One-and-a-half decades later, though, examination of the short-lived curriculum illuminates a disconnect between collegiate language learners and foreign languages outside the Romance and Germanic language families.
Currently, the university offers foreign language credit for Arabic, Chinese, French, German, Italian, Russian and Spanish classes, which aim not only to teach these languages themselves but also to expose students to variegated patterns of cultural thought. The reality, however, is a bit different.
The 2019 edition of Ethnologue, a global referential language publication, sheds light on this divide. It states that Italian, for example, is the 22nd most spoken language in the world, with approximately 64.8 million speakers.
Italian is undoubtedly a beautiful language; in fact, I myself have studied it.
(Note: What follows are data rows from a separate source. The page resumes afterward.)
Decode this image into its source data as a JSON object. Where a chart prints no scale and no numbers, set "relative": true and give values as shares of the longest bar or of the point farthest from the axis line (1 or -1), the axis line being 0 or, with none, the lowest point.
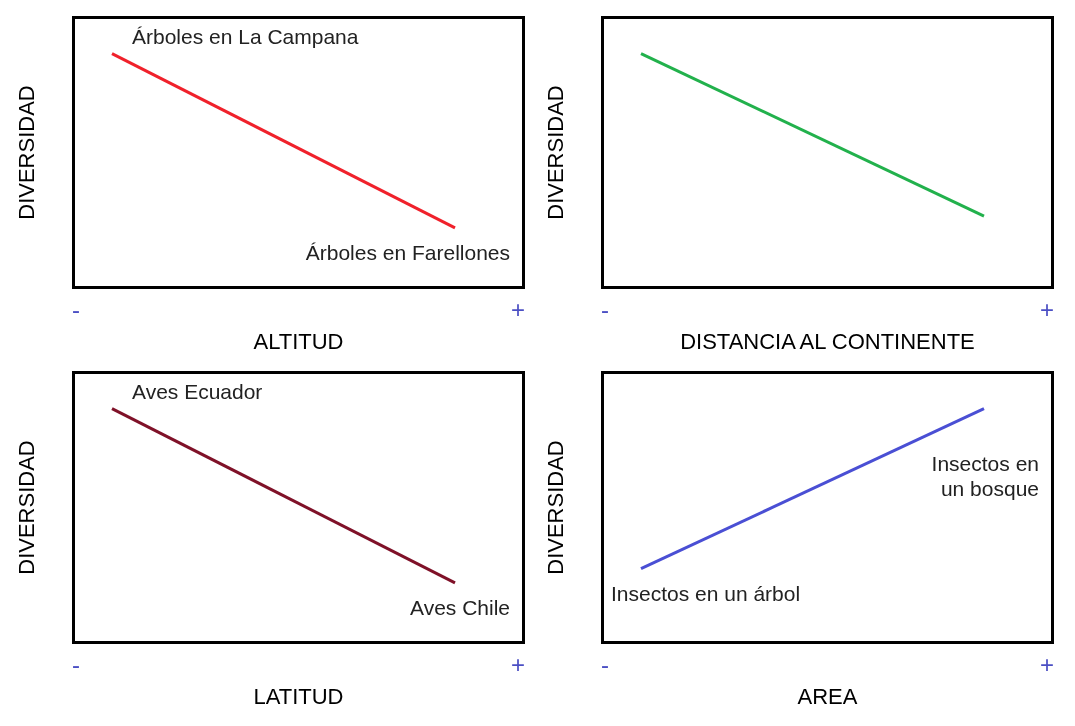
{
  "chart_data": [
    {
      "type": "line",
      "relative": true,
      "categories": [
        null,
        null
      ],
      "values": [
        1,
        0.26
      ],
      "color": "#f0212b",
      "xlabel": "ALTITUD",
      "ylabel": "DIVERSIDAD",
      "annotations": [
        "-",
        "+",
        "Árboles en La Campana",
        "Árboles en Farellones"
      ]
    },
    {
      "type": "line",
      "relative": true,
      "categories": [
        null,
        null
      ],
      "values": [
        1,
        0.31
      ],
      "color": "#22b14c",
      "xlabel": "DISTANCIA AL CONTINENTE",
      "ylabel": "DIVERSIDAD",
      "annotations": [
        "-",
        "+"
      ]
    },
    {
      "type": "line",
      "relative": true,
      "categories": [
        null,
        null
      ],
      "values": [
        1,
        0.26
      ],
      "color": "#7f1128",
      "xlabel": "LATITUD",
      "ylabel": "DIVERSIDAD",
      "annotations": [
        "-",
        "+",
        "Aves Ecuador",
        "Aves Chile"
      ]
    },
    {
      "type": "line",
      "relative": true,
      "categories": [
        null,
        null
      ],
      "values": [
        0.32,
        1
      ],
      "color": "#4a4fd4",
      "xlabel": "AREA",
      "ylabel": "DIVERSIDAD",
      "annotations": [
        "-",
        "+",
        "Insectos en un árbol",
        "Insectos en un bosque"
      ]
    }
  ]
}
However, languages such as Hindi or Bengali, the fourth and fifth most spoken languages in the world with 341 million and 228 million speakers respectively, have no academic representation at Hofstra.
Many such examples exist, and cast into question the university’s prioritization of global awareness beyond the Western world. I’m sure members of the faculty have valid reasons for choosing or discontinuing certain programs over others, but these departmental choices warrant debate nonetheless.
The number of Punjabi speakers on campus has grown in the past few years, as has the number of speakers of other languages. Statistics pertaining to languages spoken at Hofstra are not publicly accessible. However, walking through campus, one is likely to hear a number of tongues, from the colorful dialects of Spanish and Cantonese to Japanese, Malayalam, Georgian, Bengali and more. Some of these linguistic identities are represented socially through student organizations and on-campus events, but very few are represented in academia, an upsetting fact considering the linkage between languages and ideas.
Foreign languages have played a significant role in my own life. English was my second language, after Tamil. I took it upon myself to learn other languages in the following years, and the beauty of relationships between words, sounds and contexts fascinated me enough to motivate me to pursue a linguistics major. An important takeaway from my journey has been the magnificent potential of languages to convey not just meaning, but entire philosophies. From the nuances of particular phrasings to the lexical lattice of concepts and beliefs, a language captures the essence of a population’s cognitive outlook. It isn’t just a medium of communication; it’s a lot more.
Our strength, not just as a campus community but also as a nation, lies in our diversity. Such diversity often manifests through linguistic heterogeneity, and encompasses how rich humanity truly is. Going forward, Hofstra must capitalize on this richness through meaningful, globalized curricula that remind students how vast our world truly is.